The most you can deduct for remodelling expenses in your house is:

  • $11,000 for costs incurred from October 1 through December 31, 2021; and
  • $9,000 for costs incurred from January 1 through December 31, 2022.

This tax credit is non-refundable, which means it reduces the overall amount of taxes you owe when you file your return. You may only receive a credit of a maximum of $2,100. This sum can be divided among your household members, but the person with the higher income should declare the full amount of your costs on their tax return to receive a bigger tax credit!

What renovations are permitted?

You can deduct costs for things like labour and expert services, building supplies, fixtures, equipment rentals, and licences. Visit the Saskatchewan Home Renovation Tax Credit page for a complete list of qualified costs.

You may deduct the following costs:

  • Furniture;
  • appliances (such as a stove or refrigerator);
  • electronics for audio and video (such a computer, TV, or speakers);
  • a hot tub;
  • Tools;
  • maintenance (such as furnace, pool, snow, or yard maintenance cleaning); and
  • financing expenses for your upgrades, such as interest payments.

5. Seniors’ Home Safety Tax Credit in Ontario

You might be eligible to claim the Seniors Home Safety Tax Credit on your 2021 return if you’re planning repairs to make your home safer and more accessible in 2021.

Do I qualify?

If you are a senior (over 65 years old) or if you have senior family members living with you, you may be eligible for this credit.

Renovations to a senior’s primary dwelling that increase safety and accessibility are required in order to qualify for this tax credit (the main house, apartment, trailer, or any other type of household where they live).

What can I recoup?

This tax credit is refundable and equals 25% of the cost of your renovations.

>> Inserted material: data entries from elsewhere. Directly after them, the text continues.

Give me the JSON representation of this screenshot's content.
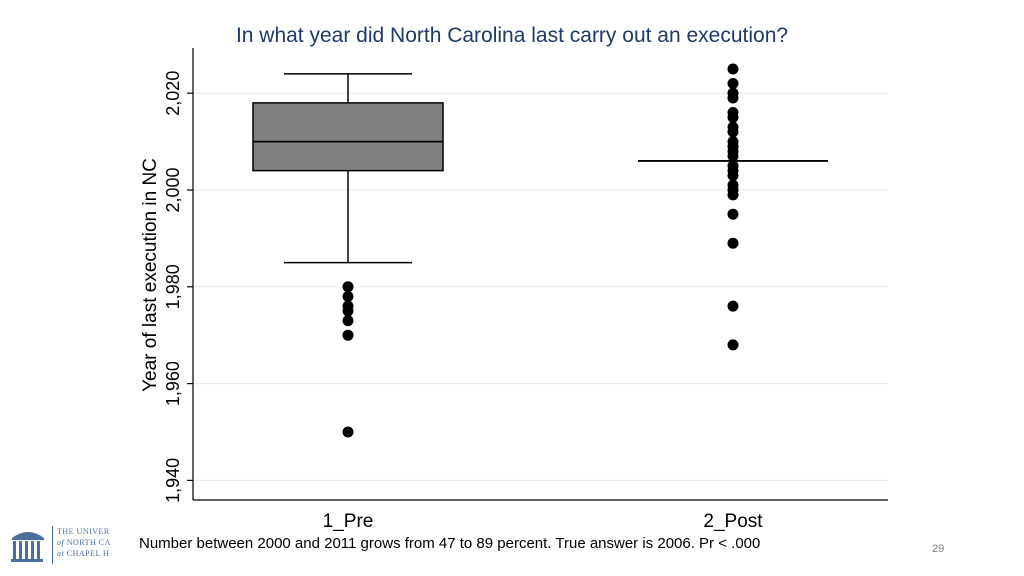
{
  "footnote": "Number between 2000 and 2011 grows from 47 to 89 percent. True answer is 2006. Pr < .000",
  "page_number": "29",
  "logo": {
    "line1": "THE UNIVER",
    "line2_prefix": "of",
    "line2_rest": "NORTH CA",
    "line3_prefix": "at",
    "line3_rest": "CHAPEL H",
    "color": "#4b6f9c",
    "icon": "old-well-icon"
  },
  "chart_data": {
    "type": "box",
    "title": "In what year did North Carolina last carry out an execution?",
    "ylabel": "Year of last execution in NC",
    "xlabel": "",
    "ylim": [
      1940,
      2024
    ],
    "yticks": [
      1940,
      1960,
      1980,
      2000,
      2020
    ],
    "ytick_labels": [
      "1,940",
      "1,960",
      "1,980",
      "2,000",
      "2,020"
    ],
    "grid": true,
    "box_color": "#808080",
    "categories": [
      "1_Pre",
      "2_Post"
    ],
    "boxes": [
      {
        "category": "1_Pre",
        "whisker_low": 1985,
        "q1": 2004,
        "median": 2010,
        "q3": 2018,
        "whisker_high": 2024,
        "outliers": [
          1980,
          1978,
          1976,
          1975,
          1973,
          1970,
          1950
        ]
      },
      {
        "category": "2_Post",
        "whisker_low": 2006,
        "q1": 2006,
        "median": 2006,
        "q3": 2006,
        "whisker_high": 2006,
        "outliers": [
          2025,
          2022,
          2020,
          2019,
          2016,
          2015,
          2013,
          2012,
          2010,
          2009,
          2008,
          2007,
          2005,
          2004,
          2003,
          2001,
          2000,
          1999,
          1995,
          1989,
          1976,
          1968
        ]
      }
    ]
  }
}
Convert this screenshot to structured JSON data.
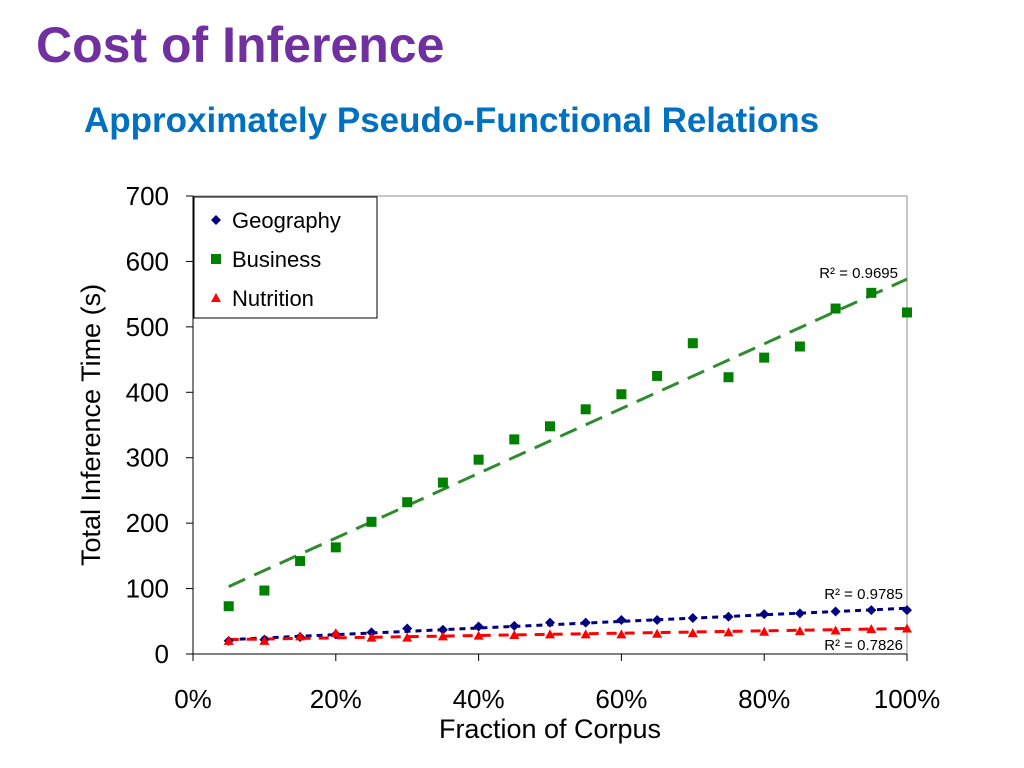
{
  "slide": {
    "title": "Cost of Inference",
    "subtitle": "Approximately Pseudo-Functional Relations"
  },
  "colors": {
    "title": "#7030A0",
    "subtitle": "#0070C0",
    "geography": "#000080",
    "business": "#008000",
    "nutrition": "#FF0000",
    "trendline_business": "#2E8B2E"
  },
  "chart_data": {
    "type": "scatter",
    "xlabel": "Fraction of Corpus",
    "ylabel": "Total Inference Time (s)",
    "xlim": [
      0,
      1
    ],
    "ylim": [
      0,
      700
    ],
    "x_ticks": [
      "0%",
      "20%",
      "40%",
      "60%",
      "80%",
      "100%"
    ],
    "y_ticks": [
      "0",
      "100",
      "200",
      "300",
      "400",
      "500",
      "600",
      "700"
    ],
    "grid": false,
    "legend_position": "top-left",
    "x": [
      0.05,
      0.1,
      0.15,
      0.2,
      0.25,
      0.3,
      0.35,
      0.4,
      0.45,
      0.5,
      0.55,
      0.6,
      0.65,
      0.7,
      0.75,
      0.8,
      0.85,
      0.9,
      0.95,
      1.0
    ],
    "series": [
      {
        "name": "Geography",
        "marker": "diamond",
        "color": "#000080",
        "values": [
          20,
          22,
          26,
          30,
          33,
          39,
          37,
          42,
          43,
          48,
          48,
          52,
          52,
          55,
          57,
          61,
          62,
          65,
          67,
          67
        ],
        "trendline": {
          "from": [
            0.05,
            22
          ],
          "to": [
            1.0,
            70
          ]
        },
        "r2_label": "R² = 0.9785"
      },
      {
        "name": "Business",
        "marker": "square",
        "color": "#008000",
        "values": [
          73,
          97,
          142,
          163,
          202,
          232,
          262,
          297,
          328,
          348,
          374,
          397,
          425,
          475,
          423,
          453,
          470,
          528,
          552,
          522
        ],
        "trendline": {
          "from": [
            0.05,
            103
          ],
          "to": [
            1.0,
            573
          ]
        },
        "r2_label": "R² = 0.9695"
      },
      {
        "name": "Nutrition",
        "marker": "triangle",
        "color": "#FF0000",
        "values": [
          20,
          20,
          27,
          32,
          25,
          25,
          27,
          28,
          29,
          30,
          30,
          30,
          31,
          32,
          33,
          34,
          35,
          36,
          38,
          39
        ],
        "trendline": {
          "from": [
            0.05,
            22
          ],
          "to": [
            1.0,
            39
          ]
        },
        "r2_label": "R² = 0.7826"
      }
    ]
  }
}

Your maximum reimbursement is $10,000, therefore the most you might receive is $2,500.

What types of renovations fall under this category?

You may deduct costs like:

  • round the toilet, bathtub, and shower, install grab bars and other reinforcements;
  • installing an elevator, stairlifts, or ramps for wheelchairs;
  • modernising to non-slip surfaces; and/or
  • any changes required in order for a senior to live on the first level of their house.

6. Benefit for Working Parents in Alberta

Families who paid for childcare so that they could continue working during the pandemic and whose annual family income is less than $100,000 would receive this one-time, tax-free reimbursement.

What can I recoup?

You may submit a claim for $561 per kid if you meet the eligibility requirements for this benefit.

The Working Parents Benefit you receive will reduce the amount you can deduct for childcare costs on your 2020 tax return. You are still better off applying for this benefit, though. Reporting this benefit will put money in your pocket, as opposed to claiming your daycare bills, which would simply reduce the taxes you owe. You must ask for a revision to your return if you’ve already filed your 2020 return and want to seek this benefit.

7. Benefit for Critical Workers in Alberta

$1,200 will be given as a one-time reward to Alberta’s key workers.

Do I qualify?

In order to qualify for this benefit:

  • Work in public health, social services, or education is required; or
  • You must be an employee of the private sector providing Albertans with essential basic services (such as a grocery clerk, security guard, or delivery driver), and you must
  • earn $25 or less per hour,
  • between October 12, 2020, and January 31, 2021, put in at least 300 hours of work,
  • be situated in Alberta and employed there.

Visit the provincial government website for a comprehensive list of employees who are and are not eligible.

Where can I apply?

You do not need to submit an application for this benefit if you work in the public sector. Public healthcare, social services, and educational critical staff will automatically get this remuneration.